I wonder if talking about how he’s feeling (in addition to being low, high, etc.) more often might help him jump to making the connection on his own? You may already be doing this, so not sure I’m helping much. Unfortunately, I can’t think of any other suggestions at the moment. I’ll keep trying though :slight_smile:

2 Likes

@TiaG You also need to take I.to account the psychological effect of hypoglycemia.

For instance, if I feel low I’d just as soon argue with my wife when she says I’m low than treat the low.

It’s good to teach him now. Maybe he can avoid the reaction.

2 Likes

This is a good point. I often argue with my Libre (in my head…so far…:wink: ) when it’s telling me to check my BG because I’m going low. I’m realizing I’m incredibly resistant to acknowledging and dealing with anything when low.

1 Like

How about some kind of reward system? Like if he says he is high or low, and he is right, he can get some allowance bonus or something else he might want?

Part of the problem - which I know can affect kids with things besides diabetes - is that they always know parents will fix it for them.

I know that you can’t just ignore the highs or lows, you have to go to him and correct it. But I can totally understand his perspective!

"I am having so much fun playing right now. I don’t want to stop and get juice or insulin.

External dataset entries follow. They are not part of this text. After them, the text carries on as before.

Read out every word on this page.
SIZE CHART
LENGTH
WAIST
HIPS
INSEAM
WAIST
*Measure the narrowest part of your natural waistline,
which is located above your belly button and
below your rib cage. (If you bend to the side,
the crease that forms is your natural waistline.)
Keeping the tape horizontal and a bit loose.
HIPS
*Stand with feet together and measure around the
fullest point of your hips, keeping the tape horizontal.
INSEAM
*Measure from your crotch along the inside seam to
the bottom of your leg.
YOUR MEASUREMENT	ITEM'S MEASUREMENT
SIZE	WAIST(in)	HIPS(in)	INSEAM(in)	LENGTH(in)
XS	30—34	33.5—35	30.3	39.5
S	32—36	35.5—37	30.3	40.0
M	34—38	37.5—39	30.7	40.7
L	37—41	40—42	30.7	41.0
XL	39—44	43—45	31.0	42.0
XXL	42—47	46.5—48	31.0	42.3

My parents will fix it for me…I will keep playing, because I don’t want to stop! "

That makes perfect sense to me. Sometimes I am in the middle of a project or engaged in an activity, and I will ignore a low or high until I am done.

Is he usually busy when it happens?

Is he task oriented? I am task-oriented, and that is totally a thing I have to deal with, all the time.

Things like, “Get off the ladder and fix your blood sugar, you dumb_ _ _!”, are conversations I have with myself all the time.

3 Likes

For me it is yardwork and gardening. …one more plant to put in the ground before I will go in the house to get some food :slight_smile:

2 Likes

Is he task oriented? I am task-oriented, and that is totally a thing I have to deal with, all the time.

This is him to a tee. He can be incredibly focused and analytical and his latest thing is drawing – so he’ll go through an entire sketchpad in an afternoon. Or he’ll build a giant structure with kapla blocks. So yeah, a lot of the time he’s engaged in something and probably doesn’t want to stop.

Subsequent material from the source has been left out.